Yeah, I hate that I can’t have a simple argument without collapsing like a consumptive Bronte heroine upon my figurative fainting couch, but if I had to give up the fragility, outrageous dramatics, and deep empathy that make me…Me? I’d be nothing at all.

So if we’re ever arguing? And I start to cry? Just keep going. It’s a reflex of mine. I can hysterically sob and have a rational conversation at the exact same time. Most people get frustrated and stomp off, which I totally understand, but if it ever happens with you? Gimme a chance. I might even make my point, if you don’t mind handing me a tissue or twelve.
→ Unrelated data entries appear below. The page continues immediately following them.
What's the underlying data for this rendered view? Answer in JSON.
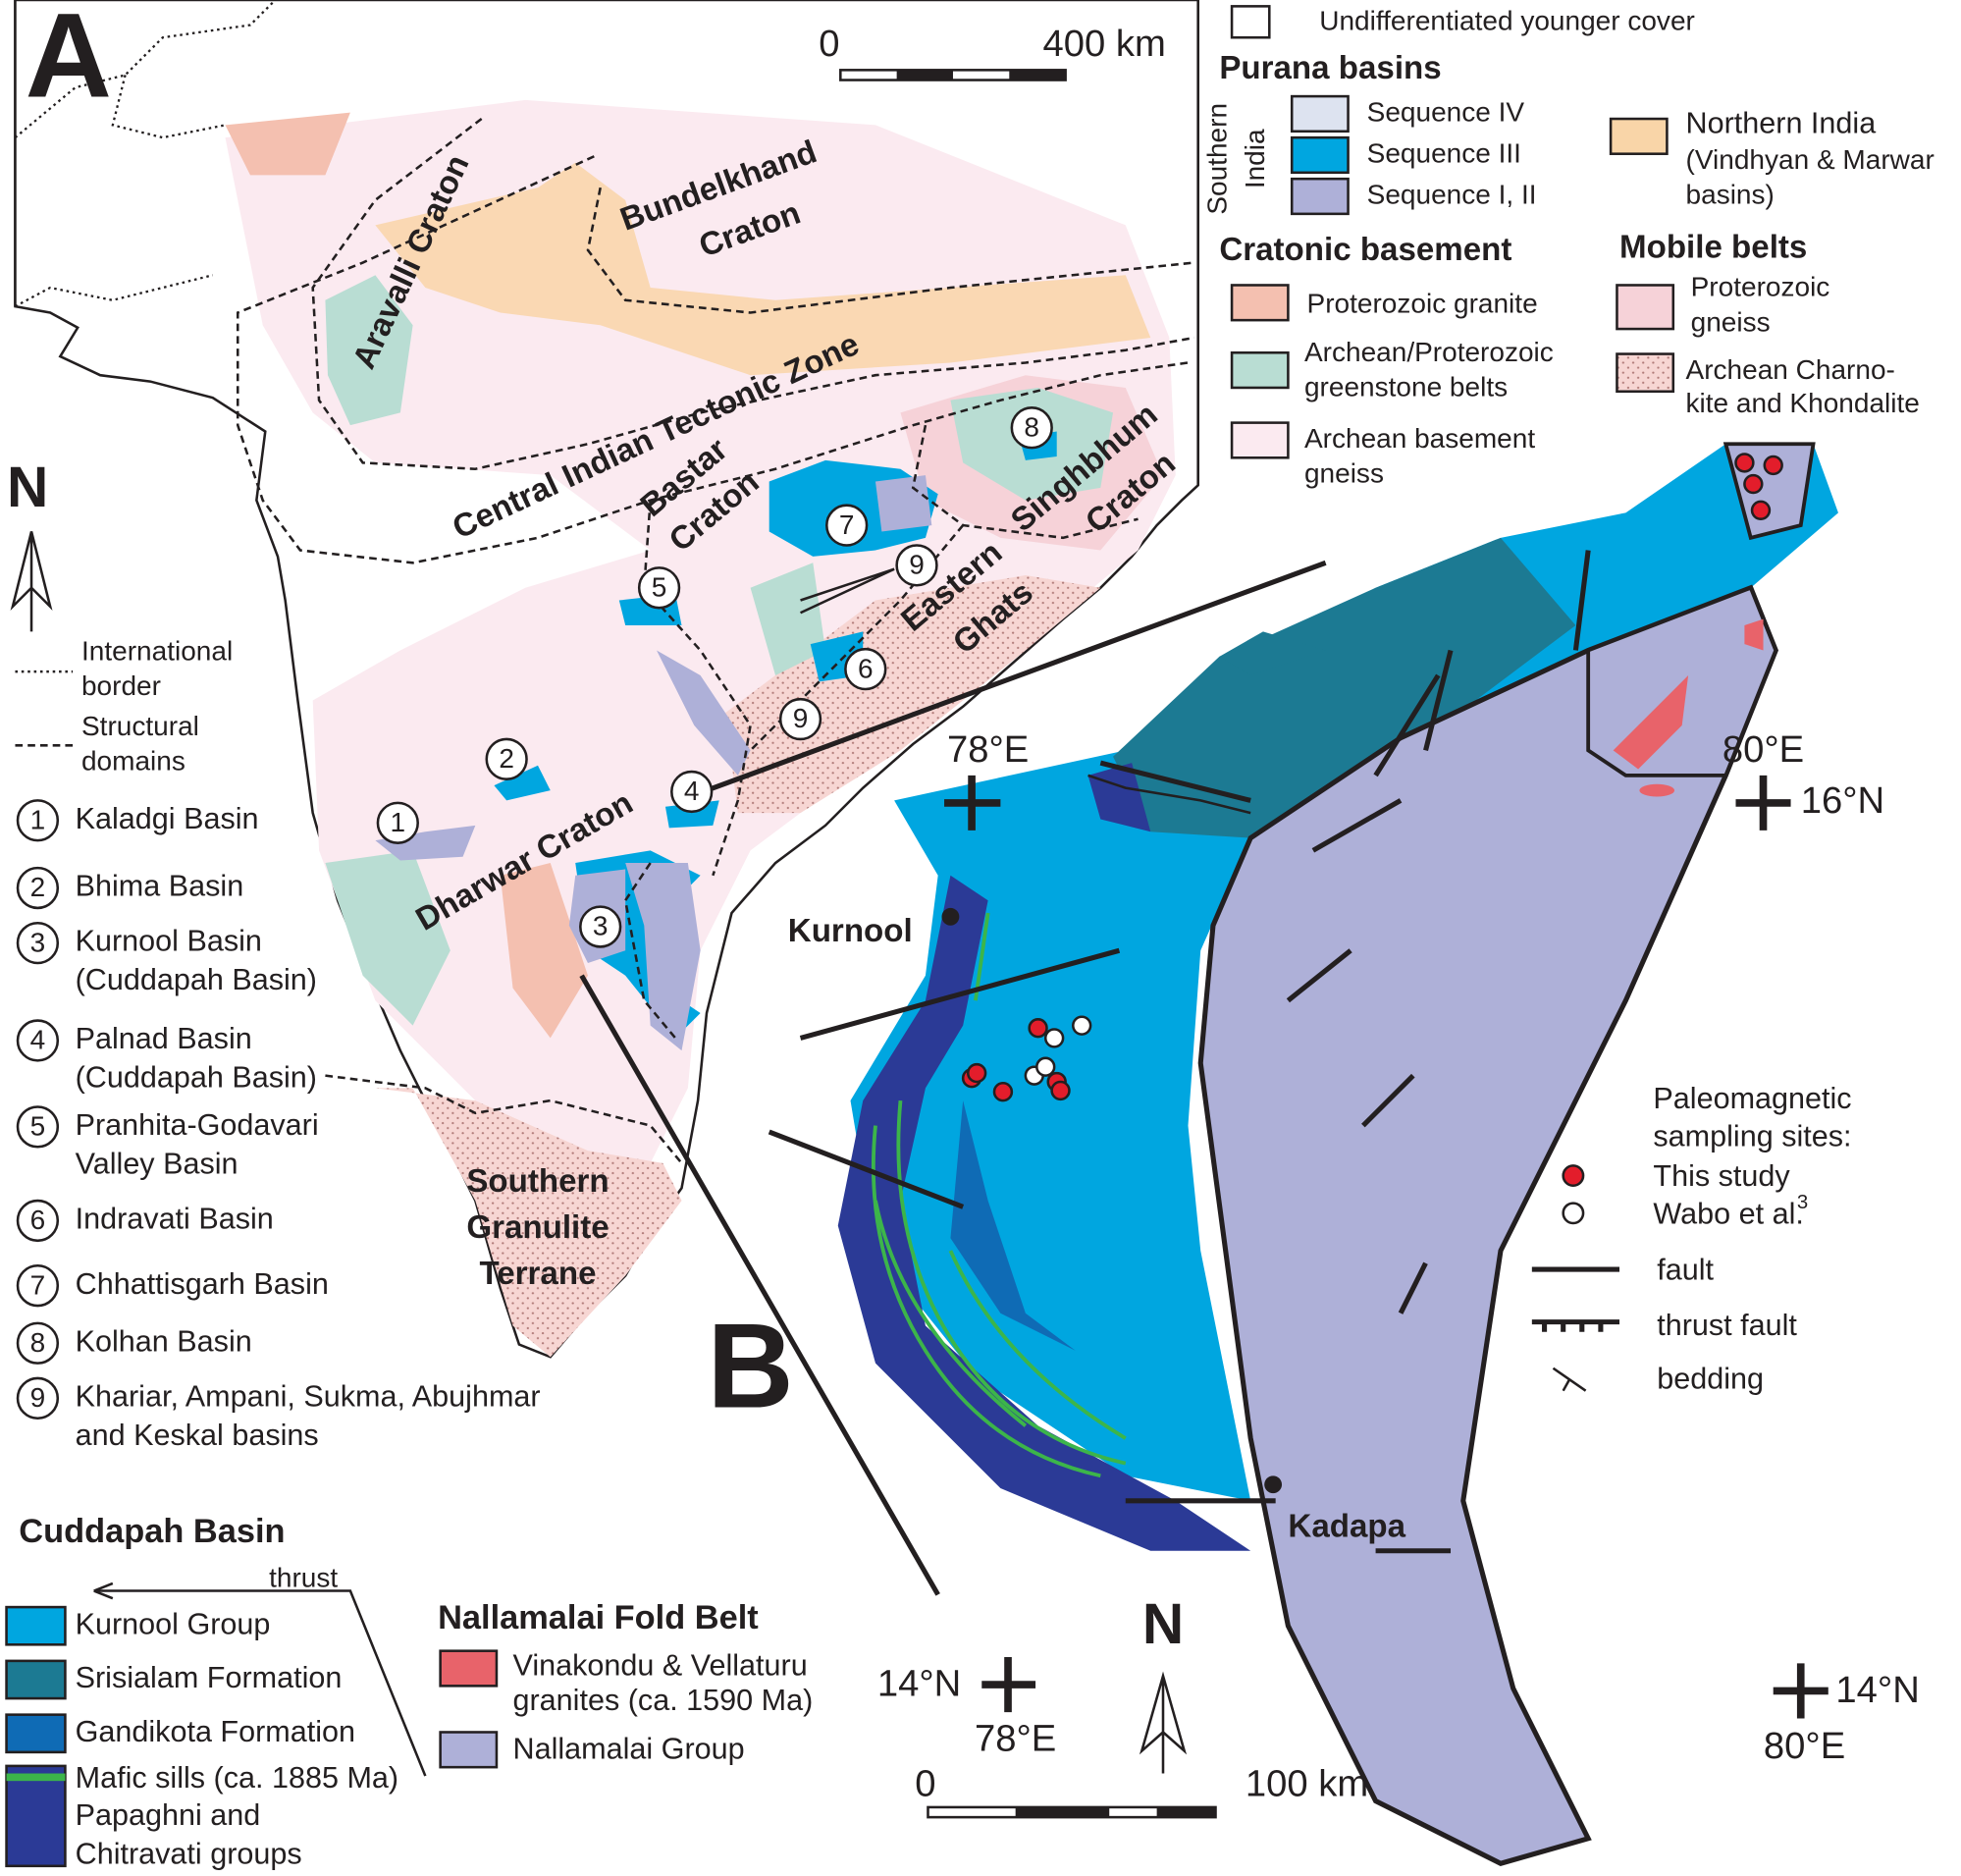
{
  "panel_a": {
    "label": "A",
    "scale_start": "0",
    "scale_end": "400 km",
    "north": "N",
    "regions": [
      {
        "lines": [
          "Aravalli Craton"
        ]
      },
      {
        "lines": [
          "Bundelkhand",
          "Craton"
        ]
      },
      {
        "lines": [
          "Central Indian Tectonic Zone"
        ]
      },
      {
        "lines": [
          "Bastar",
          "Craton"
        ]
      },
      {
        "lines": [
          "Singhbhum",
          "Craton"
        ]
      },
      {
        "lines": [
          "Eastern",
          "Ghats"
        ]
      },
      {
        "lines": [
          "Dharwar Craton"
        ]
      },
      {
        "lines": [
          "Southern",
          "Granulite",
          "Terrane"
        ]
      }
    ],
    "line_legend": [
      {
        "lines": [
          "International",
          "border"
        ]
      },
      {
        "lines": [
          "Structural",
          "domains"
        ]
      }
    ],
    "basins": [
      {
        "number": "1",
        "lines": [
          "Kaladgi Basin"
        ]
      },
      {
        "number": "2",
        "lines": [
          "Bhima Basin"
        ]
      },
      {
        "number": "3",
        "lines": [
          "Kurnool Basin",
          "(Cuddapah Basin)"
        ]
      },
      {
        "number": "4",
        "lines": [
          "Palnad Basin",
          "(Cuddapah Basin)"
        ]
      },
      {
        "number": "5",
        "lines": [
          "Pranhita-Godavari",
          "Valley Basin"
        ]
      },
      {
        "number": "6",
        "lines": [
          "Indravati Basin"
        ]
      },
      {
        "number": "7",
        "lines": [
          "Chhattisgarh Basin"
        ]
      },
      {
        "number": "8",
        "lines": [
          "Kolhan Basin"
        ]
      },
      {
        "number": "9",
        "lines": [
          "Khariar, Ampani, Sukma, Abujhmar",
          "and Keskal basins"
        ]
      }
    ]
  },
  "legend_a": {
    "cover": "Undifferentiated younger cover",
    "purana_title": "Purana basins",
    "southern_india": [
      "Southern",
      "India"
    ],
    "sequences": [
      "Sequence IV",
      "Sequence III",
      "Sequence I, II"
    ],
    "northern_india": [
      "Northern India",
      "(Vindhyan & Marwar",
      "basins)"
    ],
    "cratonic_title": "Cratonic basement",
    "cratonic": [
      {
        "lines": [
          "Proterozoic granite"
        ]
      },
      {
        "lines": [
          "Archean/Proterozoic",
          "greenstone belts"
        ]
      },
      {
        "lines": [
          "Archean basement",
          "gneiss"
        ]
      }
    ],
    "mobile_title": "Mobile belts",
    "mobile": [
      {
        "lines": [
          "Proterozoic",
          "gneiss"
        ]
      },
      {
        "lines": [
          "Archean Charno-",
          "kite and Khondalite"
        ]
      }
    ]
  },
  "panel_b": {
    "label": "B",
    "grid_labels": [
      "78°E",
      "80°E",
      "16°N",
      "14°N",
      "78°E",
      "14°N",
      "80°E"
    ],
    "towns": [
      "Kurnool",
      "Kadapa"
    ],
    "north": "N",
    "scale_start": "0",
    "scale_end": "100 km",
    "sites_title": [
      "Paleomagnetic",
      "sampling sites:"
    ],
    "sites": [
      "This study",
      "Wabo et al."
    ],
    "reference": "3",
    "symbols": [
      "fault",
      "thrust fault",
      "bedding"
    ]
  },
  "legend_b": {
    "cuddapah_title": "Cuddapah Basin",
    "thrust": "thrust",
    "cuddapah": [
      {
        "lines": [
          "Kurnool Group"
        ]
      },
      {
        "lines": [
          "Srisialam Formation"
        ]
      },
      {
        "lines": [
          "Gandikota Formation"
        ]
      },
      {
        "lines": [
          "Mafic sills (ca. 1885 Ma)"
        ]
      },
      {
        "lines": [
          "Papaghni and",
          "Chitravati groups"
        ]
      }
    ],
    "nallamalai_title": "Nallamalai Fold Belt",
    "nallamalai": [
      {
        "lines": [
          "Vinakondu & Vellaturu",
          "granites (ca. 1590 Ma)"
        ]
      },
      {
        "lines": [
          "Nallamalai Group"
        ]
      }
    ]
  }
}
I hate that I can’t deal with confrontation. But I’d never want to NOT be an emotional powderkeg. That’s Miss Banshee. That’s Danielle. That’s me.


Comments

30 Days of Truth: Day One — 9 Comments

  1. You just described my childhood and adolescent years to a T. (Or is it tee? I’ve never used that in writing before.) I would never stick up for myself. Until I forced myself, I guess. And then I would fistfight because of… nothing. Stupid things. I experienced both sides of the continuum – depression and no backbone to fury and fighting. It’s made me into a stronger person, all the fighting, but it’s not something of which I’m proud. I’ll still choke a bitch, but I’m much more law-abiding now.

    I so, so, so wish I could cry. It comes out during the Sarah McLaughlin/ASPCA commercials or when they reveal the winner on American Idol. Everything else is just numbness.

  2. I hate confrontation, too. And then went and married a guy who doesn’t actually *live for* confrontation, but comes pretty damn close to it. He just believes in confronting issues as they crop up, rather than sweeping them under a rug where they might be stewed upon for ages before turning into grievances that may or may not have anything to do with what actually once happened. Ahem. I can speak from personal experience when I say that second option doesn’t always work out so good.

    One of the side effects of living with confrontation and talking over all those feelings, for me, has been to become more weepy. I was always emotional, but I honestly cry at the drop of a hat now. I like to think it is endearing, but sometimes I wish I could turn it down just a little bit.
    Amy @ Bitchin’ Wives Club last post: My Dream Vacation… With Kids

  3. I tend to mutter things under my breathe and make a lot of WTF? faces, but actually yelling back? No. Law school should have prepared me for that at least.

  4. I get it. I don’t hate confrontation as much as I hate people being upset. That kills me.

    And I understand about the crying. It’s a defense mechanism of mine, too, believe it or not. 🙂
    sweetney last post: Boundaries

  5. I am EXACTLY the same way. I hate confrontation. I know part of it stems from years of abusive romantic relationships (that’s right, I didn’t learb my lesson the first time…or the second time either for that matter) but I’ve been that way my whole life. No backbone. Even though I can snark with the best of them, I can’t bring myself to stand up for myself. I always accept the blame in the argument even if, like you, I did nothing wrong. I think it may have something to do with the fact that I’m academic, arty and creative rather than athletic or Type A. Who knows though. OK, I’m done with my novel now but I don’t know how to end it so…um…yeah, I totally feel ya! 🙂
    mamaerin317 last post: Ten on Tuesday

  6. Nice to see you survived the Big Move of your blog. Congrats! You’re “New Miss Banshee” on my favorites now. A whole new you, just like that!

    I am another confrontation-hater. Takes me MONTHS to work up the courage to say anything even remotely stand-uppy for myself, such as asking for a raise. Major agita. However, whilst you are emotional, I am stoic, about everything flung at me, literally or figuratively. I have a poker face Lady Gaga would envy.